Summary: You can life a live without compromise by making several commitments.
Living A Life Without Compromise
The life of Daniel is the story of a young man that “Lived a Life Without Compromise.” The setting for the book of Daniel is during the third year reign of Jehoidakim king of Judah. Nebuchadnezzar king of Babylon occupied the territory of Judah. Nebuchadnezzar’s father, Nabopolassar was the reigning monarch of the kingdom of Babylon. While Nebuchadnezzar was gathering the treasurers and hostages in Judea when an emergency call came from Babylon. Nebuchadnezzar’s father had died and he needed to go back home.
Among the hostages Nebuchadnezzar took with him back to Babylon were Daniel and his three friends. Daniel was from a royal family and only a teenager at the time as were his three friends also teenagers. They were forced to travel 1,500 miles to Babylon.
Daniel 1:3-5 (quickview) : Nebuchadnezzar was a smart political leader. He chose the most gifted princes from Judah and planned to train them to team up with him as political leaders. Nebuchadnezzar ordered his chief officer to “bring in some of the Israelites from the royal family and the nobility – young men without any physical defect, handsome, showing aptitude for every kind of learning, well informed, quick to understand, and qualified to serve in the king’s palace. He was to teach them the language and literature of the Babylonians. The kind assigned them a daily amount of food and wine from the king’s table. They were to be trained for three years, and after that they were to enter the king’s service.”
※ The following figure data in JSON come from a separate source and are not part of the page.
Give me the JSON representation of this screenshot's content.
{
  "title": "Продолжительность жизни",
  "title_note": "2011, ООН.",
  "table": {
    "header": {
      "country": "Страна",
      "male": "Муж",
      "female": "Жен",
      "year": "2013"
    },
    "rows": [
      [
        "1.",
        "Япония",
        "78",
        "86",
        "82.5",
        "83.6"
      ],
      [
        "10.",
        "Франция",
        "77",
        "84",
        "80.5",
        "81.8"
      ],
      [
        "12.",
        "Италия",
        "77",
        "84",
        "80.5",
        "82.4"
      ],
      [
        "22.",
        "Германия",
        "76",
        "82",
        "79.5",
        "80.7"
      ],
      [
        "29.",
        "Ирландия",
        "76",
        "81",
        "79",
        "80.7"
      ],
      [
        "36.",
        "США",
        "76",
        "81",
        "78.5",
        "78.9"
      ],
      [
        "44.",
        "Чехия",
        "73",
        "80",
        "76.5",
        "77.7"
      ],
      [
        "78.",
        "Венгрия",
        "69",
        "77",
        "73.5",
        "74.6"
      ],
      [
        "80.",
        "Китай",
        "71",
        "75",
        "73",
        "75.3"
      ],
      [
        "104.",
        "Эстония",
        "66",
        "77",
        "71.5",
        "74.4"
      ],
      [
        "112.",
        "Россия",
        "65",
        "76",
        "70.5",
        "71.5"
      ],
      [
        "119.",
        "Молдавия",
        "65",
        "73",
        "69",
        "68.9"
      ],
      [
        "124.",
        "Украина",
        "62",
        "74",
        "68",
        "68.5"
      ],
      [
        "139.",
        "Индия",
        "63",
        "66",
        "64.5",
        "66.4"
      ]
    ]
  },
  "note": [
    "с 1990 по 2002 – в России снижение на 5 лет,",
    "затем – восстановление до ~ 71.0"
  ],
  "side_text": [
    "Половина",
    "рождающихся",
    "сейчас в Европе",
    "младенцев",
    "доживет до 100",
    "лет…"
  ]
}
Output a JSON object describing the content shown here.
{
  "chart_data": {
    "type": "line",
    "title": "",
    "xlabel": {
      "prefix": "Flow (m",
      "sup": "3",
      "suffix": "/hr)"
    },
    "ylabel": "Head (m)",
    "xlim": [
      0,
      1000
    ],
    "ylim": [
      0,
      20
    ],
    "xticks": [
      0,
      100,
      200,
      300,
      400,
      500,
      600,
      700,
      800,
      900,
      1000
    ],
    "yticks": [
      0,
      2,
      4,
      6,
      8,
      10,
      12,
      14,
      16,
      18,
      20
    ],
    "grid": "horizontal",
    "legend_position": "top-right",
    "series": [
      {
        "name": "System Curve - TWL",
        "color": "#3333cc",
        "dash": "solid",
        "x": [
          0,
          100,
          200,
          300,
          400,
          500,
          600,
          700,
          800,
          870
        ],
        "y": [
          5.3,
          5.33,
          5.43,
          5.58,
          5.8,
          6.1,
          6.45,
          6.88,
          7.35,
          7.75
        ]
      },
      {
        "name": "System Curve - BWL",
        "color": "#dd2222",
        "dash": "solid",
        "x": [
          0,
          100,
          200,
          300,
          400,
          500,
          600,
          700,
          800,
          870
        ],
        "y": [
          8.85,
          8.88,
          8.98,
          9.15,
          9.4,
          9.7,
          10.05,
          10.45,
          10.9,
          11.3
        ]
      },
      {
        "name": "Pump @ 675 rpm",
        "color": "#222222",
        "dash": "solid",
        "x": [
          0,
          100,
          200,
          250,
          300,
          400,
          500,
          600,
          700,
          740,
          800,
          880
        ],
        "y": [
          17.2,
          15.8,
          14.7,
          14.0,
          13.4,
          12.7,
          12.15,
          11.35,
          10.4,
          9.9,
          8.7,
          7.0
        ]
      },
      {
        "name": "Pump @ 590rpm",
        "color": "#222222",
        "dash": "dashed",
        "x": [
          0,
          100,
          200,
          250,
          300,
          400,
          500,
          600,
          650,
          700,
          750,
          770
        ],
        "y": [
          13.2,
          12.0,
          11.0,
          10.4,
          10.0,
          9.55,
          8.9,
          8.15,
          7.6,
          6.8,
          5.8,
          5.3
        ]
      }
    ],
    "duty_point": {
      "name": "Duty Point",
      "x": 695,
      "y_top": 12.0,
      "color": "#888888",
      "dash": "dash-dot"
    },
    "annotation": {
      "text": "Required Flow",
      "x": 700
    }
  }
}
Daniel 1:6 (quickview)  “Among these were some from Judah: Daniel – (name meaning ‘God is my judge’, Hananiah, (the Lord has been gracious), Mishael, (The one who comes form God), and Azariah (The Lord is my helper). The chief official gave them Babylonian names: to Daniel, Belteshazzar (the secret of their God Bel), to Hananiah, Shadrach (“the inspiration of the sun god”, To Mishael, Meshach (he who belongs to the goddess Sheshach.) and to Azariah, Abednego (servant of Nebo - the morning star). Although the young people were given names of pagan gods of Babylon they continued to live up to their Hebrew names.
Daniel 1:8 (quickview) : “But Daniel (along with his three friends) resolved not to defile himself with the royal food and win, and he (Daniel) asked the chief official for permission not to defile himself this way.”
With unshakable conviction, holy daring and delicate finesse of courtesy Daniel and his companions revealed their extraordinary gifts of wisdom and character. Whether they should eat the king’s food was much more than a questions of expedience or health. It related to the integrity of their vows of consecration as Hebrews to the God of Israel. The ceremonial significance of food even when just a part of the meat was dedicated to the pagan gods of Babylon would mean compromising their faith in the Lord God and the laws given by God to Moses. Regardless of the cost they would not defile themselves by eating any food dedicated to false gods.
Daniel and his friends were committed to living a life without compromise.